Enrollment in a Qualified Health Plan (QHP) through NY State of Health, the Official Health Plan Marketplace (Marketplace), remains open through January 31. 2022. Consumers are encouraged to enroll today to start the new year with coverage. To date, more than 200,000 New Yorkers have enrolled in a QHP since the start of the Open Enrollment Period on November 16, 2021. Consumers must enroll by January 15, 2022 for health coverage beginning February 1, 2022.
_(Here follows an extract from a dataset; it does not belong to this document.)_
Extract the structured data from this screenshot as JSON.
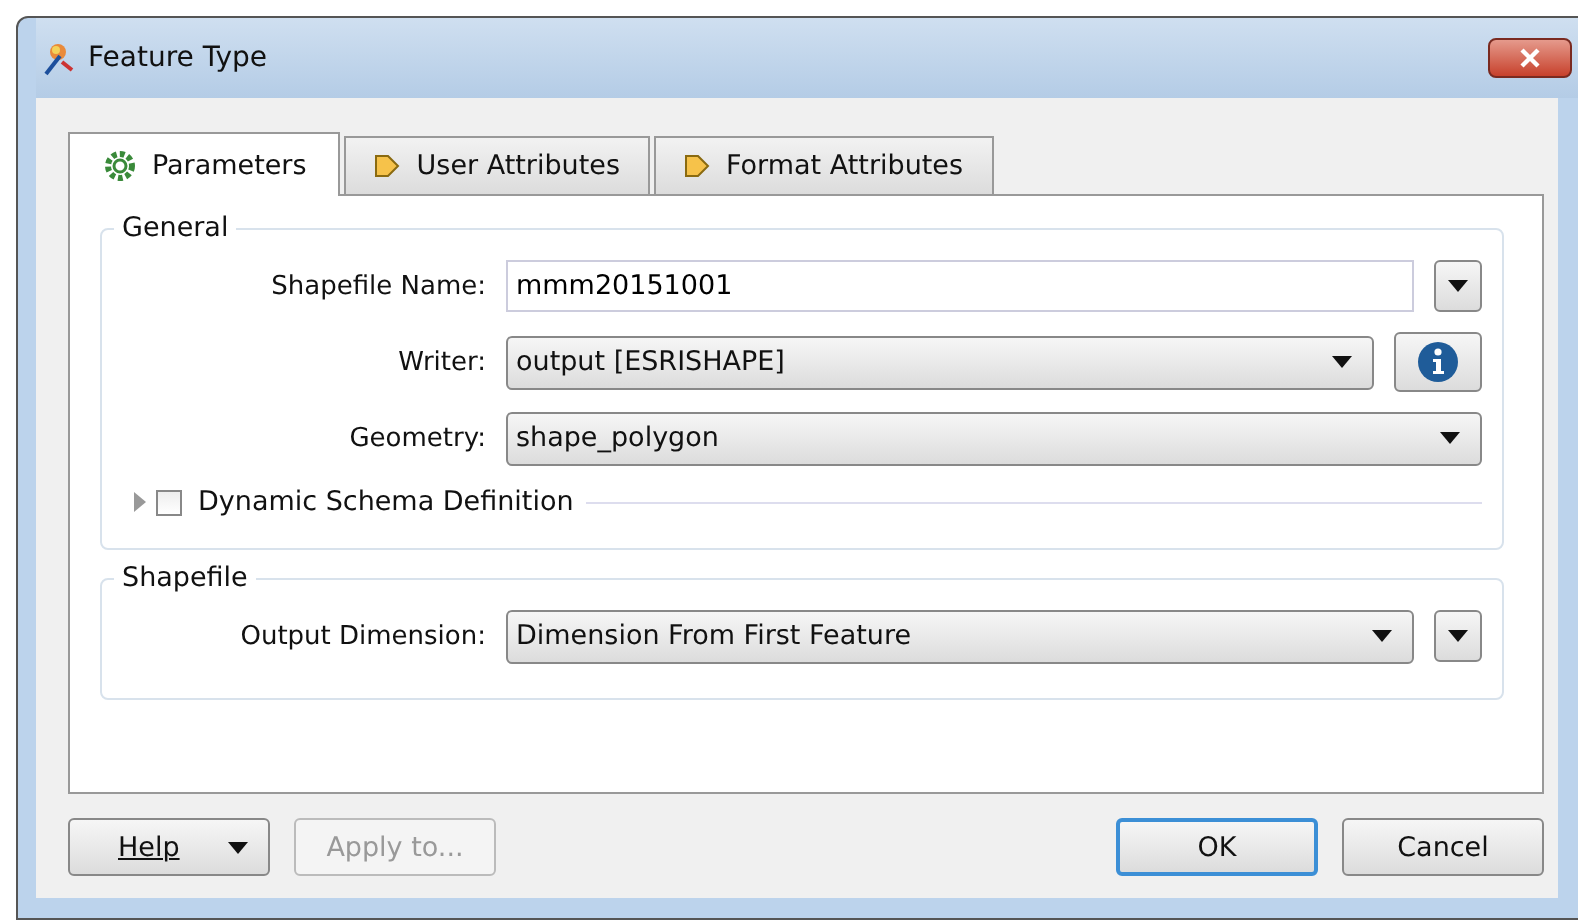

American Rescue Plan Act (ARPA) tax credits remain available throughout 2022 to help New Yorkers pay for health insurance. This enhanced financial assistance may lower the cost of premiums for current and new enrollees, including higher-income individuals for the first time. In 2021, over 60 percent of QHP enrollees qualified for financial assistance. To learn more about ARPA, providers can visit the How NY State of Health Enrollees Benefit from the American Rescue Plan web page.
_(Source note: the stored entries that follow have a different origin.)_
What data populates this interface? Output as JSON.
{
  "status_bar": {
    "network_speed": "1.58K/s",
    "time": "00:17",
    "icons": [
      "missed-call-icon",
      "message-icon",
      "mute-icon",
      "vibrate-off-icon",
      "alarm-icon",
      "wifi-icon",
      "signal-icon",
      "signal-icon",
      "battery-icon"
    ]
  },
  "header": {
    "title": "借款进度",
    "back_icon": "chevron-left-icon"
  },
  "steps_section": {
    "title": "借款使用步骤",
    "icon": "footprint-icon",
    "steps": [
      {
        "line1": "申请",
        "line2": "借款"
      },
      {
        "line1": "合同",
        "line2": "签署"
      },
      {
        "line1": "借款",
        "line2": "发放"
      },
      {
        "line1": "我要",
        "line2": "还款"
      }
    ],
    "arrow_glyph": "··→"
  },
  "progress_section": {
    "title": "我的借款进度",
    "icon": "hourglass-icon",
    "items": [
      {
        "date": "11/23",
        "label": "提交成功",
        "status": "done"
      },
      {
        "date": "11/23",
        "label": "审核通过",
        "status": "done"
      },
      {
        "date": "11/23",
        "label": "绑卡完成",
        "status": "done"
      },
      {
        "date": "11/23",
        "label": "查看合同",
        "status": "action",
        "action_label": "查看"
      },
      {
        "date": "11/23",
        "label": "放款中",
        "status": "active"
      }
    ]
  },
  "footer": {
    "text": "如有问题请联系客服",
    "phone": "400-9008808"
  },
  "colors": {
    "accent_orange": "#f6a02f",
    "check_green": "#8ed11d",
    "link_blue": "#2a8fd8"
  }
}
All health plans offered through NY State of Health cover preventive care, such as routine doctor visits and screenings, at no additional cost. In addition to QHPs, NY State of Health offers eligible New Yorkers the opportunity to enroll into the Essential Plan, Medicaid or Child Health Plus, available year-round.
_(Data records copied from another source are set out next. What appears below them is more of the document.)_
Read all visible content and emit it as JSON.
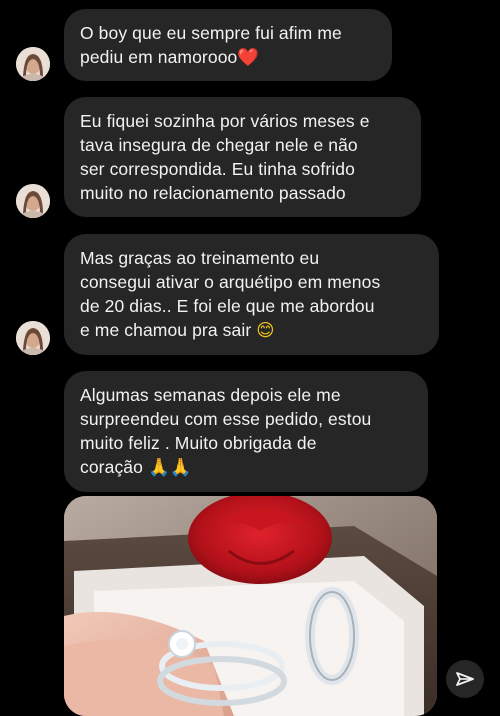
{
  "messages": [
    {
      "text": "O boy que eu sempre fui afim me\npediu em namorooo",
      "emoji": "❤️"
    },
    {
      "text": "Eu fiquei sozinha por vários meses e\ntava insegura de chegar nele e não\nser correspondida. Eu tinha sofrido\nmuito no relacionamento passado",
      "emoji": ""
    },
    {
      "text": "Mas graças ao treinamento eu\nconsegui ativar o arquétipo em menos\nde 20 dias.. E foi ele que me abordou\ne me chamou pra sair",
      "emoji": "😊"
    },
    {
      "text": "Algumas semanas depois ele me\nsurpreendeu com esse pedido, estou\nmuito feliz . Muito obrigada de\ncoração",
      "emoji": "🙏🙏"
    }
  ],
  "icons": {
    "avatar": "user-avatar-icon",
    "send": "send-paper-plane-icon"
  },
  "colors": {
    "background": "#000000",
    "bubble": "#262626",
    "text": "#f2f2f2"
  }
}
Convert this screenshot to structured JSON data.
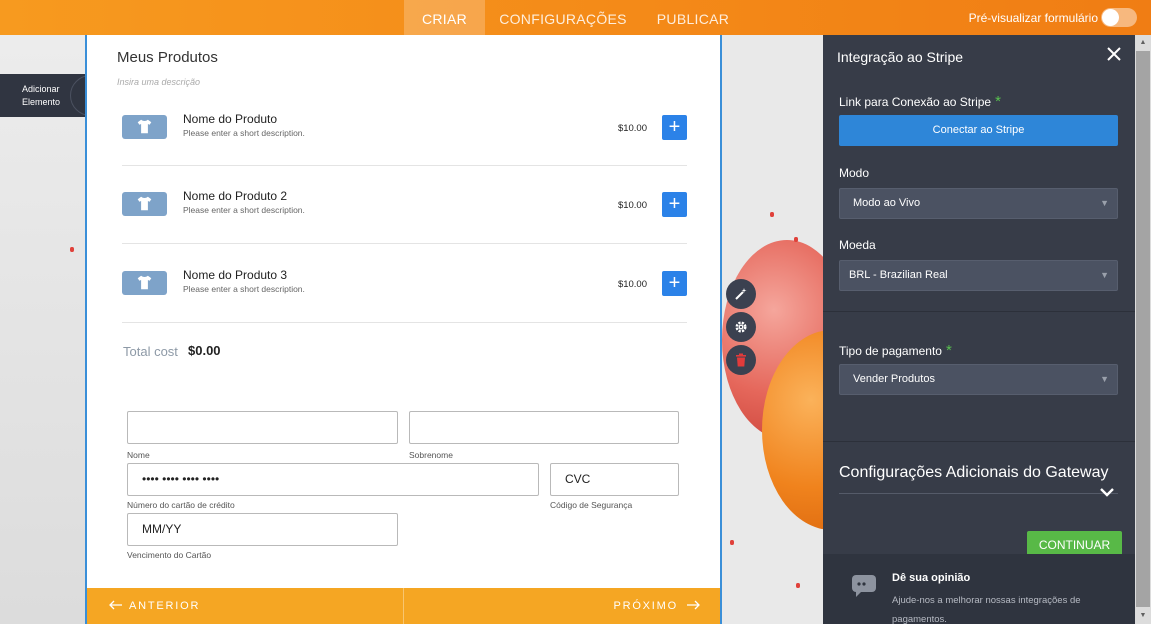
{
  "topbar": {
    "tabs": [
      {
        "label": "CRIAR",
        "active": true
      },
      {
        "label": "CONFIGURAÇÕES",
        "active": false
      },
      {
        "label": "PUBLICAR",
        "active": false
      }
    ],
    "preview_label": "Pré-visualizar formulário",
    "preview_on": false
  },
  "add_element": {
    "label_line1": "Adicionar",
    "label_line2": "Elemento"
  },
  "form": {
    "title": "Meus Produtos",
    "description_placeholder": "Insira uma descrição",
    "products": [
      {
        "name": "Nome do Produto",
        "description": "Please enter a short description.",
        "price": "$10.00"
      },
      {
        "name": "Nome do Produto 2",
        "description": "Please enter a short description.",
        "price": "$10.00"
      },
      {
        "name": "Nome do Produto 3",
        "description": "Please enter a short description.",
        "price": "$10.00"
      }
    ],
    "total_label": "Total cost",
    "total_value": "$0.00",
    "fields": {
      "first_name": {
        "value": "",
        "sublabel": "Nome"
      },
      "last_name": {
        "value": "",
        "sublabel": "Sobrenome"
      },
      "card_number": {
        "value": "•••• •••• •••• ••••",
        "sublabel": "Número do cartão de crédito"
      },
      "cvc": {
        "value": "CVC",
        "sublabel": "Código de Segurança"
      },
      "expiry": {
        "value": "MM/YY",
        "sublabel": "Vencimento do Cartão"
      }
    },
    "nav": {
      "prev": "ANTERIOR",
      "next": "PRÓXIMO"
    }
  },
  "panel": {
    "title": "Integração ao Stripe",
    "connect_label": "Link para Conexão ao Stripe",
    "connect_button": "Conectar ao Stripe",
    "mode_label": "Modo",
    "mode_value": "Modo ao Vivo",
    "currency_label": "Moeda",
    "currency_value": "BRL - Brazilian Real",
    "payment_type_label": "Tipo de pagamento",
    "payment_type_value": "Vender Produtos",
    "gateway_title": "Configurações Adicionais do Gateway",
    "continue_button": "CONTINUAR",
    "feedback_title": "Dê sua opinião",
    "feedback_text": "Ajude-nos a melhorar nossas integrações de pagamentos.",
    "required_mark": "*"
  },
  "colors": {
    "accent_orange": "#f5a623",
    "stripe_blue": "#2e86d8",
    "continue_green": "#58b947",
    "panel_bg": "#373c48"
  }
}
Individuals and families can apply for coverage through the NY State of Health website, by meeting with an in-person assistor via the NY State of Health "Find a Broker/Navigator" search tool, or by calling the Customer Service Center at (855) 355‑5777, Monday through Friday from 8 a.m. to 8 p.m. and Saturdays from 9 a.m. to 4 p.m. Extended customer service hours during the 2022 Open Enrollment Period are Saturday, January 15, 2022 from 9 a.m. to 4 p.m. and Saturday, January 29, 2022, from 9 a.m. to 4 p.m.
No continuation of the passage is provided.